Deputy Prime Minister of Albania
- Incumbent
- Assumed office 6 March 2026
- President: Bajram Begaj
- Prime Minister: Edi Rama
- Preceded by: Belinda Balluku

Minister of Internal Affairs
- In office 19 September 2025 – 6 March 2026
- President: Bajram Begaj
- Prime Minister: Edi Rama
- Preceded by: Ervin Hoxha
- Succeeded by: Besfort Lamallari

Minister of Health and Social Protection
- In office 4 September 2023 – 19 September 2025
- President: Bajram Begaj
- Prime Minister: Edi Rama
- Preceded by: Ogerta Manastirliu
- Succeeded by: Evis Sala

Personal details
- Born: July 10, 1977 (age 49) Tirana, PSR Albania
- Alma mater: University of Tirana
- Profession: Politician, academic

= Albana Koçiu =

Albanian politician (born 1977)

Albana Koçiu (born 10 July 1977) is an Albanian politician who served as the Minister of Internal Affairs of Albania from September 2025 to March 2026. She previously served as the Minister of Health and Social Protection from September 2023 to September 2025.

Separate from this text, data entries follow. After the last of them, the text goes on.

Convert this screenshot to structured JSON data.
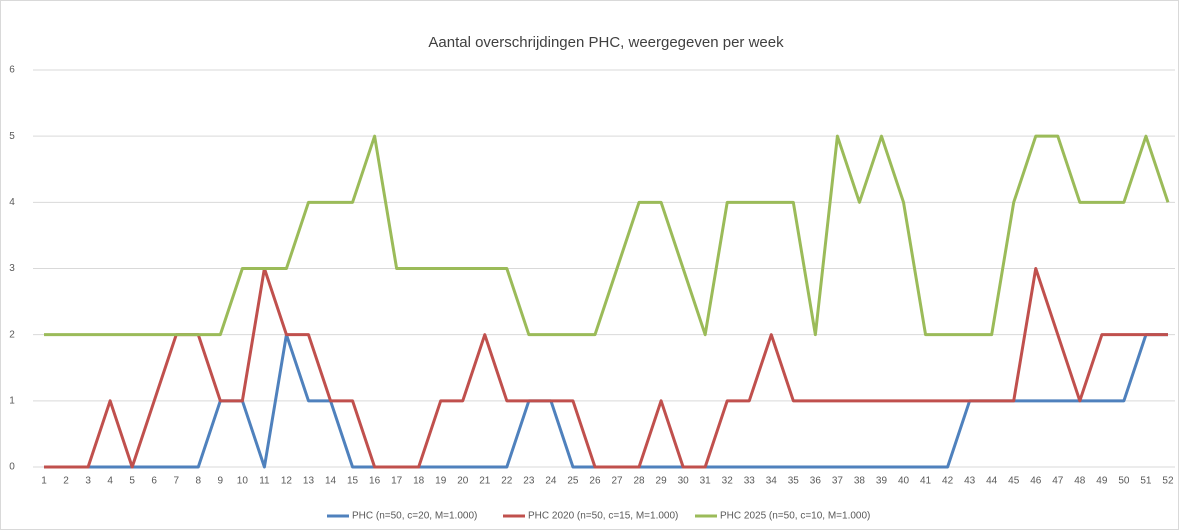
{
  "chart_data": {
    "type": "line",
    "title": "Aantal overschrijdingen PHC, weergegeven per week",
    "categories": [
      1,
      2,
      3,
      4,
      5,
      6,
      7,
      8,
      9,
      10,
      11,
      12,
      13,
      14,
      15,
      16,
      17,
      18,
      19,
      20,
      21,
      22,
      23,
      24,
      25,
      26,
      27,
      28,
      29,
      30,
      31,
      32,
      33,
      34,
      35,
      36,
      37,
      38,
      39,
      40,
      41,
      42,
      43,
      44,
      45,
      46,
      47,
      48,
      49,
      50,
      51,
      52
    ],
    "series": [
      {
        "name": "PHC (n=50, c=20, M=1.000)",
        "color": "#4f81bd",
        "values": [
          0,
          0,
          0,
          0,
          0,
          0,
          0,
          0,
          1,
          1,
          0,
          2,
          1,
          1,
          0,
          0,
          0,
          0,
          0,
          0,
          0,
          0,
          1,
          1,
          0,
          0,
          0,
          0,
          0,
          0,
          0,
          0,
          0,
          0,
          0,
          0,
          0,
          0,
          0,
          0,
          0,
          0,
          1,
          1,
          1,
          1,
          1,
          1,
          1,
          1,
          2,
          2
        ]
      },
      {
        "name": "PHC 2020 (n=50, c=15, M=1.000)",
        "color": "#c0504d",
        "values": [
          0,
          0,
          0,
          1,
          0,
          1,
          2,
          2,
          1,
          1,
          3,
          2,
          2,
          1,
          1,
          0,
          0,
          0,
          1,
          1,
          2,
          1,
          1,
          1,
          1,
          0,
          0,
          0,
          1,
          0,
          0,
          1,
          1,
          2,
          1,
          1,
          1,
          1,
          1,
          1,
          1,
          1,
          1,
          1,
          1,
          3,
          2,
          1,
          2,
          2,
          2,
          2
        ]
      },
      {
        "name": "PHC 2025 (n=50, c=10, M=1.000)",
        "color": "#9bbb59",
        "values": [
          2,
          2,
          2,
          2,
          2,
          2,
          2,
          2,
          2,
          3,
          3,
          3,
          4,
          4,
          4,
          5,
          3,
          3,
          3,
          3,
          3,
          3,
          2,
          2,
          2,
          2,
          3,
          4,
          4,
          3,
          2,
          4,
          4,
          4,
          4,
          2,
          5,
          4,
          5,
          4,
          2,
          2,
          2,
          2,
          4,
          5,
          5,
          4,
          4,
          4,
          5,
          4
        ]
      }
    ],
    "ylim": [
      0,
      6
    ],
    "yticks": [
      0,
      1,
      2,
      3,
      4,
      5,
      6
    ],
    "grid": true,
    "legend": "bottom"
  }
}
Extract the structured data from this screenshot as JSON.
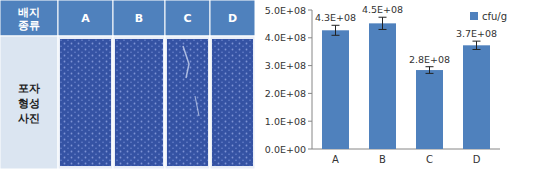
{
  "table": {
    "header": [
      "배지 종류",
      "A",
      "B",
      "C",
      "D"
    ],
    "row_label": "포자 형성 사진"
  },
  "chart_data": {
    "type": "bar",
    "categories": [
      "A",
      "B",
      "C",
      "D"
    ],
    "series": [
      {
        "name": "cfu/g",
        "color": "#4f81bd",
        "values": [
          427000000,
          452000000,
          284000000,
          373000000
        ],
        "errors": [
          18000000,
          22000000,
          12000000,
          15000000
        ],
        "value_labels": [
          "4.3E+08",
          "4.5E+08",
          "2.8E+08",
          "3.7E+08"
        ]
      }
    ],
    "ylim": [
      0,
      500000000
    ],
    "yticks": [
      {
        "value": 0,
        "label": "0.0E+00"
      },
      {
        "value": 100000000,
        "label": "1.0E+08"
      },
      {
        "value": 200000000,
        "label": "2.0E+08"
      },
      {
        "value": 300000000,
        "label": "3.0E+08"
      },
      {
        "value": 400000000,
        "label": "4.0E+08"
      },
      {
        "value": 500000000,
        "label": "5.0E+08"
      }
    ],
    "grid": false,
    "legend": "top-right",
    "data_labels": true
  }
}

== Early life and education ==
Albana Koçiu was born on 10 July 1977 in Tirana, Albania. She attained a bachelor's degree from the Faculty of Social Sciences at the University of Tirana in 2000, followed by a Master of Science in 2007.

== Career ==
Prior to her appointment as minister, Koçiu served as Director of the Department of Public Administration, a role she held from 2013. During her tenure, Koçiu led a series of reforms in public administration, with a focus on improving organizational structures, raising professional standards, and aligning Albania's legal framework with that of the European Union. Her contributions were recognized at the regional level, leading to her nomination as a member of the Governing Board of the Regional School of Public Administration for the Western Balkans (RESPA), a role she held until her ministerial appointment.

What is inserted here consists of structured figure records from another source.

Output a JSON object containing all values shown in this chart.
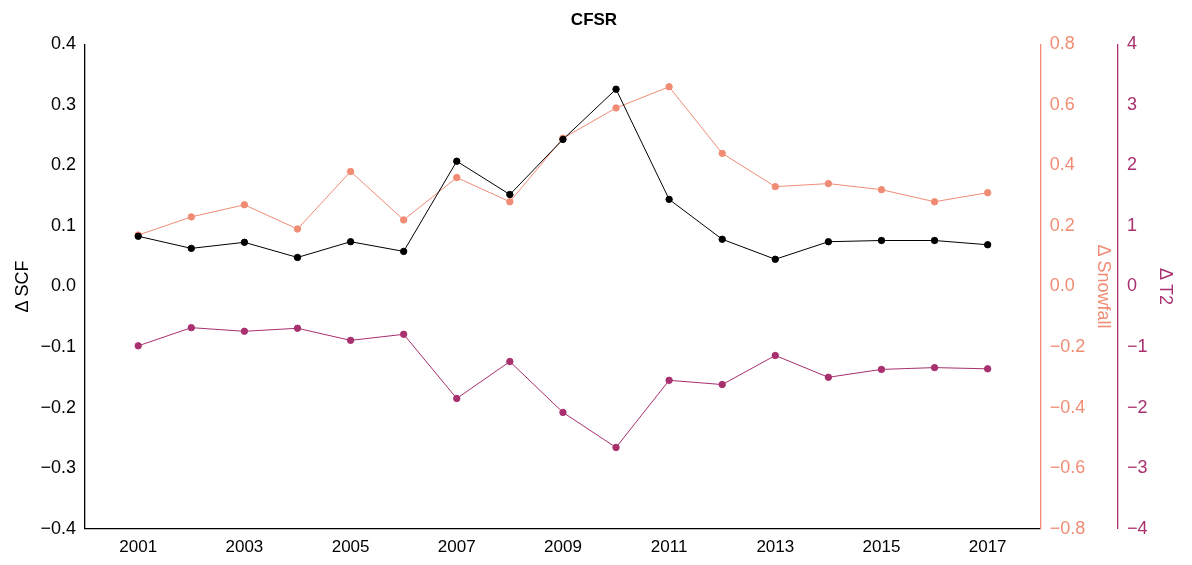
{
  "chart_data": {
    "type": "line",
    "title": "CFSR",
    "ylabel": "Δ SCF",
    "y2label": "Δ Snowfall",
    "y3label": "Δ T2",
    "x": [
      2001,
      2002,
      2003,
      2004,
      2005,
      2006,
      2007,
      2008,
      2009,
      2010,
      2011,
      2012,
      2013,
      2014,
      2015,
      2016,
      2017
    ],
    "xlim": [
      2000,
      2018
    ],
    "xticks": [
      2001,
      2003,
      2005,
      2007,
      2009,
      2011,
      2013,
      2015,
      2017
    ],
    "ylim": [
      -0.4,
      0.4
    ],
    "yticks": [
      {
        "value": -0.4,
        "label": "−0.4"
      },
      {
        "value": -0.3,
        "label": "−0.3"
      },
      {
        "value": -0.2,
        "label": "−0.2"
      },
      {
        "value": -0.1,
        "label": "−0.1"
      },
      {
        "value": 0,
        "label": "0.0"
      },
      {
        "value": 0.1,
        "label": "0.1"
      },
      {
        "value": 0.2,
        "label": "0.2"
      },
      {
        "value": 0.3,
        "label": "0.3"
      },
      {
        "value": 0.4,
        "label": "0.4"
      }
    ],
    "y2lim": [
      -0.8,
      0.8
    ],
    "y2ticks": [
      {
        "value": -0.8,
        "label": "−0.8"
      },
      {
        "value": -0.6,
        "label": "−0.6"
      },
      {
        "value": -0.4,
        "label": "−0.4"
      },
      {
        "value": -0.2,
        "label": "−0.2"
      },
      {
        "value": 0,
        "label": "0.0"
      },
      {
        "value": 0.2,
        "label": "0.2"
      },
      {
        "value": 0.4,
        "label": "0.4"
      },
      {
        "value": 0.6,
        "label": "0.6"
      },
      {
        "value": 0.8,
        "label": "0.8"
      }
    ],
    "y3lim": [
      -4,
      4
    ],
    "y3ticks": [
      {
        "value": -4,
        "label": "−4"
      },
      {
        "value": -3,
        "label": "−3"
      },
      {
        "value": -2,
        "label": "−2"
      },
      {
        "value": -1,
        "label": "−1"
      },
      {
        "value": 0,
        "label": "0"
      },
      {
        "value": 1,
        "label": "1"
      },
      {
        "value": 2,
        "label": "2"
      },
      {
        "value": 3,
        "label": "3"
      },
      {
        "value": 4,
        "label": "4"
      }
    ],
    "grid": false,
    "legend": false,
    "marker": "circle",
    "line_style": "solid",
    "series": [
      {
        "color": "#000000",
        "values": [
          0.083,
          0.063,
          0.073,
          0.048,
          0.074,
          0.058,
          0.207,
          0.152,
          0.243,
          0.326,
          0.144,
          0.078,
          0.045,
          0.074,
          0.076,
          0.076,
          0.069
        ]
      },
      {
        "color": "#f08c74",
        "axis": "y2",
        "values": [
          0.17,
          0.23,
          0.27,
          0.19,
          0.38,
          0.22,
          0.36,
          0.28,
          0.49,
          0.59,
          0.66,
          0.44,
          0.33,
          0.34,
          0.32,
          0.28,
          0.31
        ]
      },
      {
        "color": "#a8306e",
        "axis": "y3",
        "values": [
          -0.98,
          -0.68,
          -0.74,
          -0.69,
          -0.89,
          -0.79,
          -1.85,
          -1.24,
          -2.08,
          -2.66,
          -1.55,
          -1.62,
          -1.14,
          -1.5,
          -1.37,
          -1.34,
          -1.36
        ]
      }
    ]
  }
}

In 2001, she joined the Municipality of Tirana as Director of the Human Resources Directorate. She later served as Director of the Economic Center for the Development and Education of Children (2007–2008) and as Director General of the General Directorate for Service Management (2008–2011).

From 2010 to 2022, Koçiu also held an academic position as an associate professor in the Department of Social Sciences at the University of Tirana.

In September 2023, Koçiu was appointed as Minister of Health by Prime Minister Edi Rama.